ECLI:NL:HR:2012:BY5384
Hoge Raad
- Cassatie
- Rechtspraak.nl
Vernietiging van de beschikking inzake verlengingsverzoek partneralimentatie met verwijzing
In deze zaak heeft de Hoge Raad op 7 december 2012 uitspraak gedaan in een cassatieprocedure betreffende een verlengingsverzoek van partneralimentatie. De vrouw, verzoekster tot cassatie, had in april 2009 verzocht om verlenging van de alimentatieverplichting van de man, die eindigde op 1 mei 2009, met tien jaar. Dit verzoek was gebaseerd op een aanzienlijke daling van haar inkomen na het bereiken van de pensioengerechtigde leeftijd. De rechtbank had het verzoek afgewezen, maar het gerechtshof te 's-Gravenhage vernietigde deze beschikking en bepaalde dat de alimentatieverplichting van de man eindigde op 1 mei 2010, met een lagere alimentatie van € 670,-- per maand. De vrouw moest bovendien een bedrag van € 8.000,-- terugbetalen aan de man wegens teveel ontvangen alimentatie.
De Hoge Raad oordeelde dat de motivering van het hof om de alimentatieverplichting per 1 mei 2010 te beëindigen niet voldeed aan de hoge motiveringseisen die gelden voor dergelijke beslissingen. De Hoge Raad stelde vast dat de beëindiging van de alimentatie per 1 mei 2009 al ingrijpend was voor de vrouw, en dat het hof niet voldoende had onderbouwd waarom de beëindiging per 1 mei 2010 niet ook ingrijpend zou zijn.
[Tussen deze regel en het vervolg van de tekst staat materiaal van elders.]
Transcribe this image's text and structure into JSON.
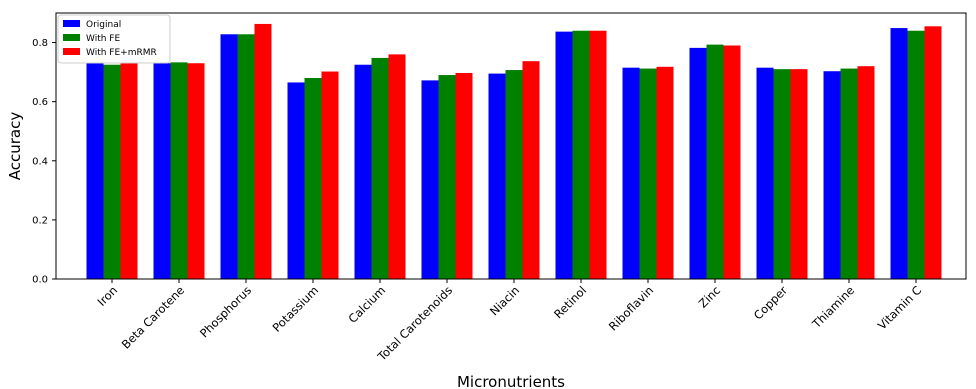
{
  "chart_data": {
    "type": "bar",
    "title": "",
    "xlabel": "Micronutrients",
    "ylabel": "Accuracy",
    "ylim": [
      0,
      0.9
    ],
    "yticks": [
      0.0,
      0.2,
      0.4,
      0.6,
      0.8
    ],
    "ytick_labels": [
      "0.0",
      "0.2",
      "0.4",
      "0.6",
      "0.8"
    ],
    "grid": false,
    "legend_position": "top-left",
    "categories": [
      "Iron",
      "Beta Carotene",
      "Phosphorus",
      "Potassium",
      "Calcium",
      "Total Carotenoids",
      "Niacin",
      "Retinol",
      "Riboflavin",
      "Zinc",
      "Copper",
      "Thiamine",
      "Vitamin C"
    ],
    "series": [
      {
        "name": "Original",
        "color": "#0000ff",
        "values": [
          0.73,
          0.73,
          0.828,
          0.665,
          0.725,
          0.672,
          0.695,
          0.837,
          0.715,
          0.782,
          0.715,
          0.703,
          0.849
        ]
      },
      {
        "name": "With FE",
        "color": "#008000",
        "values": [
          0.725,
          0.733,
          0.828,
          0.68,
          0.748,
          0.69,
          0.707,
          0.84,
          0.712,
          0.793,
          0.71,
          0.712,
          0.84
        ]
      },
      {
        "name": "With FE+mRMR",
        "color": "#ff0000",
        "values": [
          0.74,
          0.73,
          0.863,
          0.702,
          0.76,
          0.697,
          0.737,
          0.84,
          0.718,
          0.79,
          0.71,
          0.72,
          0.855
        ]
      }
    ]
  }
}
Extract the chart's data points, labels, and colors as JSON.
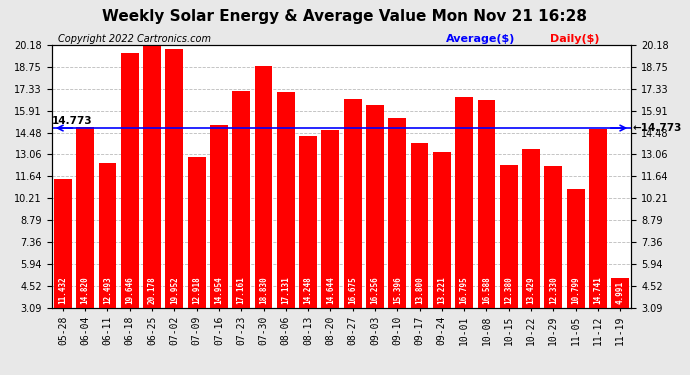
{
  "title": "Weekly Solar Energy & Average Value Mon Nov 21 16:28",
  "copyright": "Copyright 2022 Cartronics.com",
  "categories": [
    "05-28",
    "06-04",
    "06-11",
    "06-18",
    "06-25",
    "07-02",
    "07-09",
    "07-16",
    "07-23",
    "07-30",
    "08-06",
    "08-13",
    "08-20",
    "08-27",
    "09-03",
    "09-10",
    "09-17",
    "09-24",
    "10-01",
    "10-08",
    "10-15",
    "10-22",
    "10-29",
    "11-05",
    "11-12",
    "11-19"
  ],
  "values": [
    11.432,
    14.82,
    12.493,
    19.646,
    20.178,
    19.952,
    12.918,
    14.954,
    17.161,
    18.83,
    17.131,
    14.248,
    14.644,
    16.675,
    16.256,
    15.396,
    13.8,
    13.221,
    16.795,
    16.588,
    12.38,
    13.429,
    12.33,
    10.799,
    14.741,
    4.991
  ],
  "average": 14.773,
  "bar_color": "#ff0000",
  "average_line_color": "#0000ff",
  "grid_color": "#aaaaaa",
  "background_color": "#e8e8e8",
  "plot_bg_color": "#ffffff",
  "ylim_min": 3.09,
  "ylim_max": 20.18,
  "yticks": [
    3.09,
    4.52,
    5.94,
    7.36,
    8.79,
    10.21,
    11.64,
    13.06,
    14.48,
    15.91,
    17.33,
    18.75,
    20.18
  ],
  "avg_label": "14.773",
  "legend_avg_label": "Average($)",
  "legend_daily_label": "Daily($)",
  "legend_avg_color": "#0000ff",
  "legend_daily_color": "#ff0000",
  "title_fontsize": 11,
  "copyright_fontsize": 7,
  "bar_label_fontsize": 5.5,
  "tick_fontsize": 7,
  "avg_annotation_fontsize": 7.5
}
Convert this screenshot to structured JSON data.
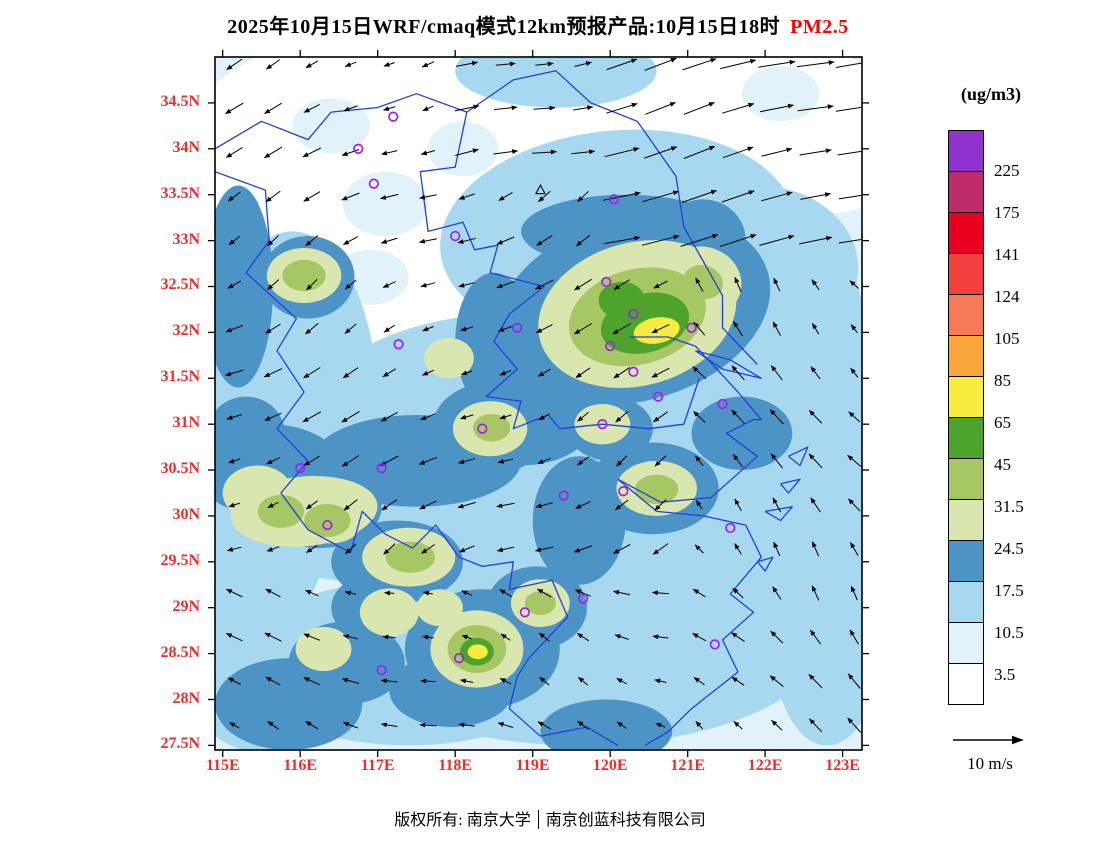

De Hoge Raad vernietigde daarom de beschikking van het hof en verwees de zaak naar het gerechtshof te Amsterdam voor verdere behandeling.
De uitspraak benadrukt de noodzaak van zorgvuldige motivering bij beslissingen over alimentatie, vooral wanneer deze een aanzienlijke impact hebben op de alimentatiegerechtigde. De Hoge Raad bevestigde dat de omstandigheden van de vrouw, waaronder haar inkomensdaling en arbeidsongeschiktheid, zwaarwegend zijn in de beoordeling van de redelijkheid van de beëindiging van de alimentatieverplichting.